By JOHN HARLOW | Editor-in-Chief
When Jodie Foster first locked herself away from scary intruders in the 2002 David Fincher film “Panic Room,” many viewers dismissed the idea of an armored “safe place” in a suburban home as a Hollywood fantasy.
Instead, they have grown more sophisticated, expensive and glitzy.
They have crossed the line between an emergency bolthole, an idea that dates back at least to Elizabethan England “priest holes” and the more long-term ambitions of the nuclear survival shelters of the 1950s.
Michael Edlen, a Palisadian Realtor, said it’s still a novelty in the Palisades.
But as people grow both increasingly wealthy and anxious—strangely in tandem—the panic suite could become as much a selling fixture as the dry bar.
Partially it’s to take advantage of the previously relaxed basement rules: These are being tightened up by the city of Los Angeles, but finding a purpose for one, two or three subterranean stories has taxed the brightest mind.
In London, Russian oligarchs have been sinking safe rooms below 19th century homes. They are dubbed iceberg houses because most of the space is invisible, below the “water line.”
In Silicon Valley, Laurene Powell Jobs, the widow of Steve Jobs, excavated so deep under her mansion, planners had to draw up new rules regulating basements. Bill Gates has something similar, with hidden elevators from master bedrooms down to his BatCave.
So what are the choices for the well-heeled and anxious?
Gary Lynch, general manager at Texas-based Rising S Bunkers, said that demand in Los Angeles has risen more than 150 percent over the past two years.

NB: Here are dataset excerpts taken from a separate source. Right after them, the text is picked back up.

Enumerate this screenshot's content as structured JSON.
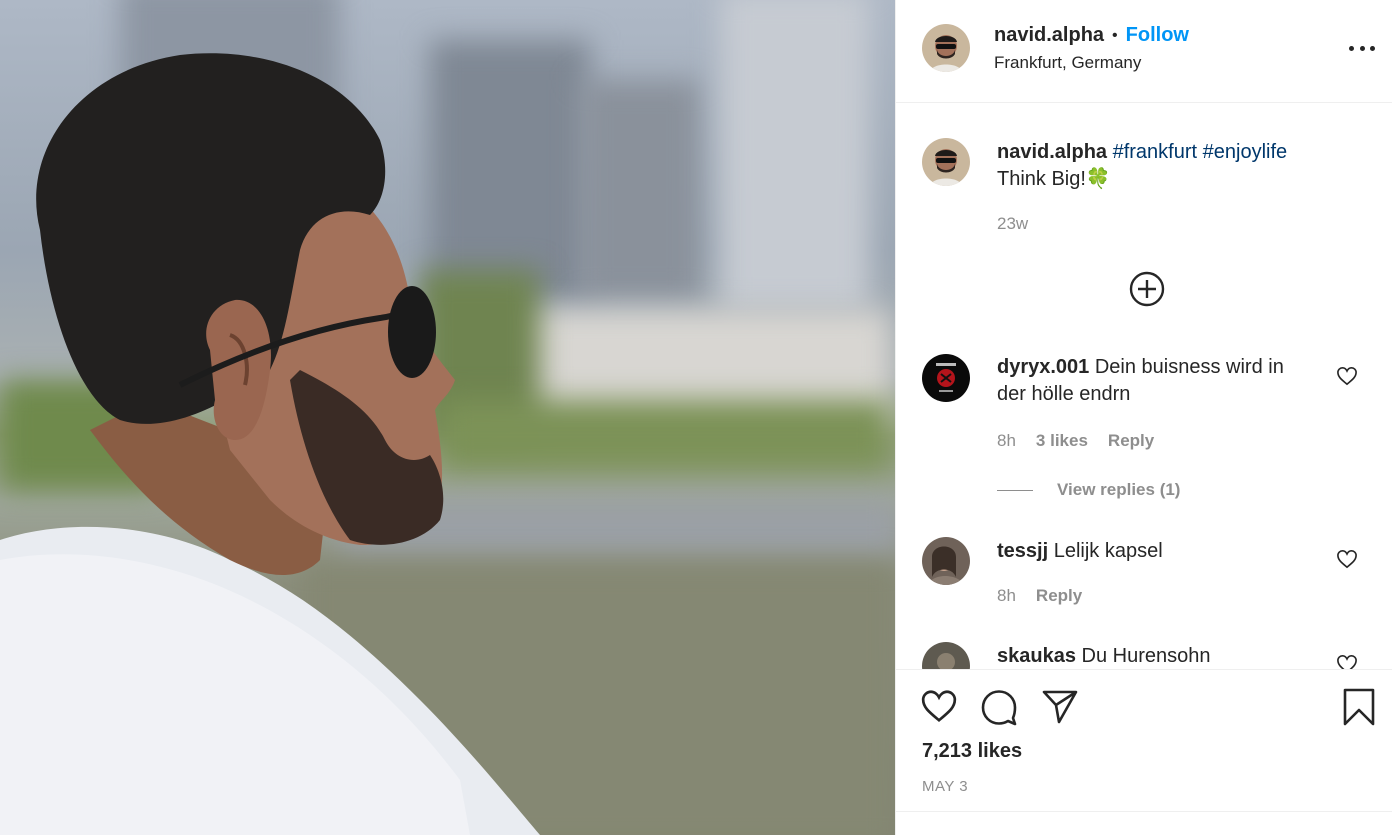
{
  "post": {
    "username": "navid.alpha",
    "follow_label": "Follow",
    "separator": "•",
    "location": "Frankfurt, Germany"
  },
  "caption": {
    "username": "navid.alpha",
    "hashtags": "#frankfurt #enjoylife",
    "text": "Think Big!🍀",
    "age": "23w"
  },
  "comments": [
    {
      "username": "dyryx.001",
      "text": "Dein buisness wird in der hölle endrn",
      "age": "8h",
      "likes": "3 likes",
      "reply": "Reply"
    },
    {
      "username": "tessjj",
      "text": "Lelijk kapsel",
      "age": "8h",
      "reply": "Reply"
    },
    {
      "username": "skaukas",
      "text": "Du Hurensohn"
    }
  ],
  "view_replies": "View replies (1)",
  "footer": {
    "likes": "7,213 likes",
    "date": "MAY 3"
  },
  "colors": {
    "link": "#0095f6",
    "hashtag": "#00376b",
    "muted": "#8e8e8e",
    "text": "#262626"
  }
}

He built a $10 million bunker for an Oscar-winning client in Napa Valley recently. (If you can call nearly 40 rooms with a bowling alley and shooting range a bunker.)
From the surface it looks like a mere mansion; underneath you can live out the zombie apocalypse with fitness rooms and natural light tubes to grow your own crops.

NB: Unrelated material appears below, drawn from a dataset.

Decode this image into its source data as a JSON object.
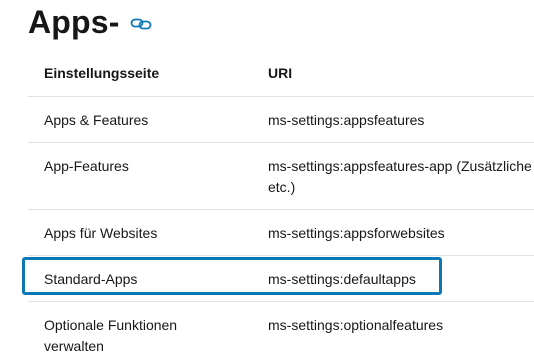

Nearby, Lynch helped design another mansion with four escape tunnels and a myriad of short-term safe rooms. The main safe room was designed as a barn.
His more modest best seller, for the more urbanely threatened, is 10 feet by 50 feet and comes with its own power and water supply and air-filtration system. That retails at $112,000.
There is room for fantasy, too.
Steve Humble of Creative Home Engineering said clients planning secret doors quote James Bond, Indiana Jones and “Goonies” as their inspiration.
“We are designing an indoor phone booth so that when the user dials the right number the back panel opens to a secure area,” he told Hollywood Reporter.
And the ultimate panic room?
One local billionaire, said one builder, wants a safe room that includes a rocket launch pad “so he can blast off and land safely a mile away. He is not paranoid—people really don’t like him.”